While you digest that information, I will return to dinner. Overall I enjoyed Ping Pong. We didn't sit at one of the communal eating tables though I imagine that is a great way for singles to meet others or to be stuck next to a stranger with an insufferable laugh. Either or. More hoi-sin sauce for non spice lovers would have been appreciated. Morale boosted, "You will get a job, I just know it", I waved goodbye to my mum at Waterloo. Did I mention she parted leaving me with £40?

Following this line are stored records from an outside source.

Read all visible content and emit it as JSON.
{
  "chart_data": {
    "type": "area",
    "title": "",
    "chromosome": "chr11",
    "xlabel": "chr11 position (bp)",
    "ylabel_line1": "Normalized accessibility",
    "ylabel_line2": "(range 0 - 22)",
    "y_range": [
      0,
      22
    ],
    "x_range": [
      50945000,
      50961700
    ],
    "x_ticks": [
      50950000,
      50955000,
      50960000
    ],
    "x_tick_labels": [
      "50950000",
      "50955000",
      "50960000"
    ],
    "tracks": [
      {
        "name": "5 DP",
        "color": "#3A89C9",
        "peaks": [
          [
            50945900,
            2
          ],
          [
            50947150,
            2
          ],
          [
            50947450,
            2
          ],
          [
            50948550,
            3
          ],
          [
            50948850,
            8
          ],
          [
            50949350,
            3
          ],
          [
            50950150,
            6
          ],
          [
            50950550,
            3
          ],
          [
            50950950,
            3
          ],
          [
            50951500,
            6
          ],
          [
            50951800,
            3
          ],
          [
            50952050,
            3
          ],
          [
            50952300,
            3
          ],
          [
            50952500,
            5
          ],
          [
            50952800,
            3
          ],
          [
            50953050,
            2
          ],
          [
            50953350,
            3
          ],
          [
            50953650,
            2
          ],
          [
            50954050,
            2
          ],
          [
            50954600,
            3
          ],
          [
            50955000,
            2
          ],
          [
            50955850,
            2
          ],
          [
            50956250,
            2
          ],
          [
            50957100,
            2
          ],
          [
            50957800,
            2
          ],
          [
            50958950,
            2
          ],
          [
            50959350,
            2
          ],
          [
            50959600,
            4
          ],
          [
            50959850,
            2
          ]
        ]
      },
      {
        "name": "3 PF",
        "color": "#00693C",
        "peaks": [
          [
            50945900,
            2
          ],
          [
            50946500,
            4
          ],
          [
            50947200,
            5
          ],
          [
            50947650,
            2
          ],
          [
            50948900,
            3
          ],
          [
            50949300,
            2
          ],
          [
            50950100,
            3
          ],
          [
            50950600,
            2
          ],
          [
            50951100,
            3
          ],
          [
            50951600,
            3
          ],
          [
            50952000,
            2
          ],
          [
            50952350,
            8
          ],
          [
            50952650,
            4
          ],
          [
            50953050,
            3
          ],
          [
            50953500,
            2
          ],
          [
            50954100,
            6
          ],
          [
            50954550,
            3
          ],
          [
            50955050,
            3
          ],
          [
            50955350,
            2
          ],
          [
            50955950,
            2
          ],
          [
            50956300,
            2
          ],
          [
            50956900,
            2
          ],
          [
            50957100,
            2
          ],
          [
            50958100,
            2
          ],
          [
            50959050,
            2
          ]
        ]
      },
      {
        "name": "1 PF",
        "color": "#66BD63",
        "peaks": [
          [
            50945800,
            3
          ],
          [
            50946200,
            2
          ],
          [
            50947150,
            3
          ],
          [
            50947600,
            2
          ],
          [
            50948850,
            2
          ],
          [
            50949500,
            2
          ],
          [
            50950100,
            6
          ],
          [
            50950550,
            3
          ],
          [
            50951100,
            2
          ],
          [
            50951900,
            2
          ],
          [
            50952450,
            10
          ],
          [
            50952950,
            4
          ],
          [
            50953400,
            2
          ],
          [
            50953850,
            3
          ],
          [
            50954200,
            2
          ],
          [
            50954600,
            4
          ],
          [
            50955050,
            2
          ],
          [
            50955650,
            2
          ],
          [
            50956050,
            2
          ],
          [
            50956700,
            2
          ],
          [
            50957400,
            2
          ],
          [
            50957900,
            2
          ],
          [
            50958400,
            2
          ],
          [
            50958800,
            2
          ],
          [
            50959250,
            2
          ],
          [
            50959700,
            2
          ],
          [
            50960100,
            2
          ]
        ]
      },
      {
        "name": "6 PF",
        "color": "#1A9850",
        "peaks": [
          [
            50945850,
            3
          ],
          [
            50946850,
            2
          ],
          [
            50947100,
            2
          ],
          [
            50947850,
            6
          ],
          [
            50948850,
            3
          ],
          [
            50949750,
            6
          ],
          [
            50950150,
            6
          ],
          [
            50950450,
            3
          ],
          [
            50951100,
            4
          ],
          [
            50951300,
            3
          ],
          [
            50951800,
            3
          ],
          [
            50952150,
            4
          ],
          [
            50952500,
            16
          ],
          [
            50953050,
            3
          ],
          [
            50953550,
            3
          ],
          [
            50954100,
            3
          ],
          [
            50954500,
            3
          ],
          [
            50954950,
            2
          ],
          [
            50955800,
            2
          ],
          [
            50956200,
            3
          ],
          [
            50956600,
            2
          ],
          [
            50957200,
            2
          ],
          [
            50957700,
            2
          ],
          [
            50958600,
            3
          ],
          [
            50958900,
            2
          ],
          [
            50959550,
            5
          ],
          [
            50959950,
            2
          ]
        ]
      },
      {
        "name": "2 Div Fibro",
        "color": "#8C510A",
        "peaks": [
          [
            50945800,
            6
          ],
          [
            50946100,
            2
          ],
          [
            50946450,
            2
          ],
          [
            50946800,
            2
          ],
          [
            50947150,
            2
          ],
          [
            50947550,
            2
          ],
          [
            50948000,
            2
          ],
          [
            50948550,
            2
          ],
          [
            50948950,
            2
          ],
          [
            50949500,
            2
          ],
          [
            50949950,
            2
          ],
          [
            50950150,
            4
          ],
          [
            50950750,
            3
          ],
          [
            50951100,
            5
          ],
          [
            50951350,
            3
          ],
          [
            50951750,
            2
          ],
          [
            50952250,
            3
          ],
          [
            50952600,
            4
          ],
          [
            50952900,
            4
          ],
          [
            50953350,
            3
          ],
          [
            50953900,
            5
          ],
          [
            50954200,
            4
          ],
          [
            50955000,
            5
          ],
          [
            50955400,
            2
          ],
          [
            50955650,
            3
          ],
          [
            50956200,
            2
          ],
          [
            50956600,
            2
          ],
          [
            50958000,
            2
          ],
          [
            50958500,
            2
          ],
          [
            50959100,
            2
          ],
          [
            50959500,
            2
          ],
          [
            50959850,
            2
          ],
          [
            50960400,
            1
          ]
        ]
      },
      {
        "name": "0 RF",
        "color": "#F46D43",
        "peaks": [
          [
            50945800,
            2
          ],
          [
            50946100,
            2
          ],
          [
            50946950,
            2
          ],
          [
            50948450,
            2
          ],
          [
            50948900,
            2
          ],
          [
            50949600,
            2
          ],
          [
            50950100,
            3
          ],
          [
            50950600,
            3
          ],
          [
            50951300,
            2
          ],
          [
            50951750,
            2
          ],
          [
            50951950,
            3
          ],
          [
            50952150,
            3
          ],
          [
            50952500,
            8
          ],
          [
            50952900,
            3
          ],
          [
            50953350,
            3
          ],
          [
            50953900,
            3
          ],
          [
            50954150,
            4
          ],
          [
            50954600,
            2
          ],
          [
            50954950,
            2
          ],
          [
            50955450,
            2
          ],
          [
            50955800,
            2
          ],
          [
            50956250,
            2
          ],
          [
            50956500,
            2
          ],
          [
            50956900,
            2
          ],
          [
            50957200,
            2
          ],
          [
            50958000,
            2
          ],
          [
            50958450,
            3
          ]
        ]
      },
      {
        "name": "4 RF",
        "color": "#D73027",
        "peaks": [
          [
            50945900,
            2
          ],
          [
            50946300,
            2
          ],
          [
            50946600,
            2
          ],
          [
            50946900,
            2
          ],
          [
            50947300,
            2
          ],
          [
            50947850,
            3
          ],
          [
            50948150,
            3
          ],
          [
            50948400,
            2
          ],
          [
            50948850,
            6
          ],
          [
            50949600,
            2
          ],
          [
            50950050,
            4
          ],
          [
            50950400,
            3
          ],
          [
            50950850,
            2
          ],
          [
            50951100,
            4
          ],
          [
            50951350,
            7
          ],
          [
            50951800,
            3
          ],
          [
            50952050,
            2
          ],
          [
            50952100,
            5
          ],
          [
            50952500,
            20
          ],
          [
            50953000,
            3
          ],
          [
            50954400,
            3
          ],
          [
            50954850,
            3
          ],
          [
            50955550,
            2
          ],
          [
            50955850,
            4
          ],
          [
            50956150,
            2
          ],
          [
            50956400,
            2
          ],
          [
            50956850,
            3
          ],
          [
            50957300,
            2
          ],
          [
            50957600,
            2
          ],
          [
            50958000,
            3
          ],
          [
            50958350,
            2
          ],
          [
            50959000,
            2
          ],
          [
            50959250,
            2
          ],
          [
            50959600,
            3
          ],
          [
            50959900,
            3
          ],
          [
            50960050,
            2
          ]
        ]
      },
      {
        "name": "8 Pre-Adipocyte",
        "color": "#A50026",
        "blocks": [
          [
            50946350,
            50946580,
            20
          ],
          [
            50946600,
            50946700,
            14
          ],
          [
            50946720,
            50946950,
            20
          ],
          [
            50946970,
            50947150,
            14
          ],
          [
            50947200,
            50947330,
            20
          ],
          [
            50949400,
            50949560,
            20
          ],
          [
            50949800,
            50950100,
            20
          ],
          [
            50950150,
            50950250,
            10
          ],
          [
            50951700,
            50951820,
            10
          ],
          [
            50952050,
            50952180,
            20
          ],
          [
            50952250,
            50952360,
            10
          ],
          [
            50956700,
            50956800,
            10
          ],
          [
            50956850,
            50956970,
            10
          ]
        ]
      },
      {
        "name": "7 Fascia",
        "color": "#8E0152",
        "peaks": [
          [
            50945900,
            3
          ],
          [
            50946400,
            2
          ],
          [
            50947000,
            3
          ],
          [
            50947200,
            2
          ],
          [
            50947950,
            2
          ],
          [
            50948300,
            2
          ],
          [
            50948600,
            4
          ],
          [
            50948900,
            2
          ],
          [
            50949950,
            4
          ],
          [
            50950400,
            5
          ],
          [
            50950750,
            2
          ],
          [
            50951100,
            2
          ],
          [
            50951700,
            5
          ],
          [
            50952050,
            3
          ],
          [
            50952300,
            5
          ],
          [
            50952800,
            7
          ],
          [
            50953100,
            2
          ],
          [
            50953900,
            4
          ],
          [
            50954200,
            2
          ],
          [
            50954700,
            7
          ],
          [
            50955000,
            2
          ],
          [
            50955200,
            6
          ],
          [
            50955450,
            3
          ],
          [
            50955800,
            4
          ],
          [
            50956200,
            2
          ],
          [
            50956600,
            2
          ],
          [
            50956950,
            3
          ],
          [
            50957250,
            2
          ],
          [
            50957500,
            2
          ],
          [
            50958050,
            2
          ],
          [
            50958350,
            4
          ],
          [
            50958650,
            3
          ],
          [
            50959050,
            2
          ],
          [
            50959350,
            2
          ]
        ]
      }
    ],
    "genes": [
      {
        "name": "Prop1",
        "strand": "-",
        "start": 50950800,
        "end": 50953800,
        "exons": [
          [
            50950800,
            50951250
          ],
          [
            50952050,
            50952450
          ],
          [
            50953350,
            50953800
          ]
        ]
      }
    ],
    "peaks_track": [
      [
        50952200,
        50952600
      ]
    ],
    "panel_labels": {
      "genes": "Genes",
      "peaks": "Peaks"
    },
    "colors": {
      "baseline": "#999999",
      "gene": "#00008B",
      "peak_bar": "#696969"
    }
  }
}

The next day, I was resigned again to what I have dubbed the porridge diet. Instead, I found myself in Gourmet Burger Kitchen in Westfields with a lovely friend. She was working in Barnes, so close to me I almost felt obliged. My unemployed conscience reared it's ugly head and I felt guilty but I had £40 burning a hole in my purse. Besides I was lured there on the promise of a 2-4-1 voucher. Now people might turn their nose up at vouchers and indeed chain restaurants but they are the saviour of the recession. It is the haven of people looking for affordable fun and food that they know will be great every time but won't blow the budget. I had the chicken satay burger (sticking with the Asian theme, sort of), and skinny fries with rosemary washed down with a glass of amicable red. £12.50 a head. Not bad at all.
The trouble is when you have no income, you have no certainty, no means to budget, and your hopes are repeatedly raised and dashed by recruiters, who promise that they have the perfect job for you, only to mumble that they want a receptionist for pittance. Being ambitious, I don't think I am alone or out of line to suggest that I would like to have a career path. Not a sequence of temporary roles that leave me stuck in the renting market until my dying days. All of this is a lot to think about on a daily basis, hence the glass of wine.
This evening, I had pre-planned a dinner with 4 girlfriends from school. We were to use their Taste Cards (again justified) to get money off. I have a long standing love affair with French cuisine so Chez Gerard was my choice. Again a chain but with a totally different clientèle and atmosphere. I adore the way the seating in Southbank's Chez Gerard is set up to look like booths on an old steam train, complete with soft tan leather and luggage rack. I ordered Moules Provincalè avec frites accompanied by a far superior glass of red to GBK (to be expected) My friend tried mussels for the first time and the wine flowed. They were out of Ile flottante for dessert so I hastily chose the crème brulee. I adored it. The service was the only thing that let the experience down. Despite being a group of women in their 20s, the Maître d looked down on us from the start, snootily requesting if I even had a reservation. He was possibly disapproving of our discount card and almost certainly disapproving of our conversation (Tulisa's sex tape anyone?!) Our waitress was over eager at the start, re-appearing to take our orders within 5 minutes, only to completely abandon us towards the end of the meal. The overall bill amounted to around £150 however with a £40 discount, I walked away having spent £25.10. Bloody good considering my friends were still ordering wine and vodka after dessert had been ordered. Excellent value.
On the bus home, I found out that my dad purchased an ipad today. He hasn't a clue how to use it, he simply bought it to use the app that interprets the stars for you. He said and I quote, "Only cost 64p for the app!" I didn't mention the cost of the ipad. Think how many apps he could buy with my left over £2.50.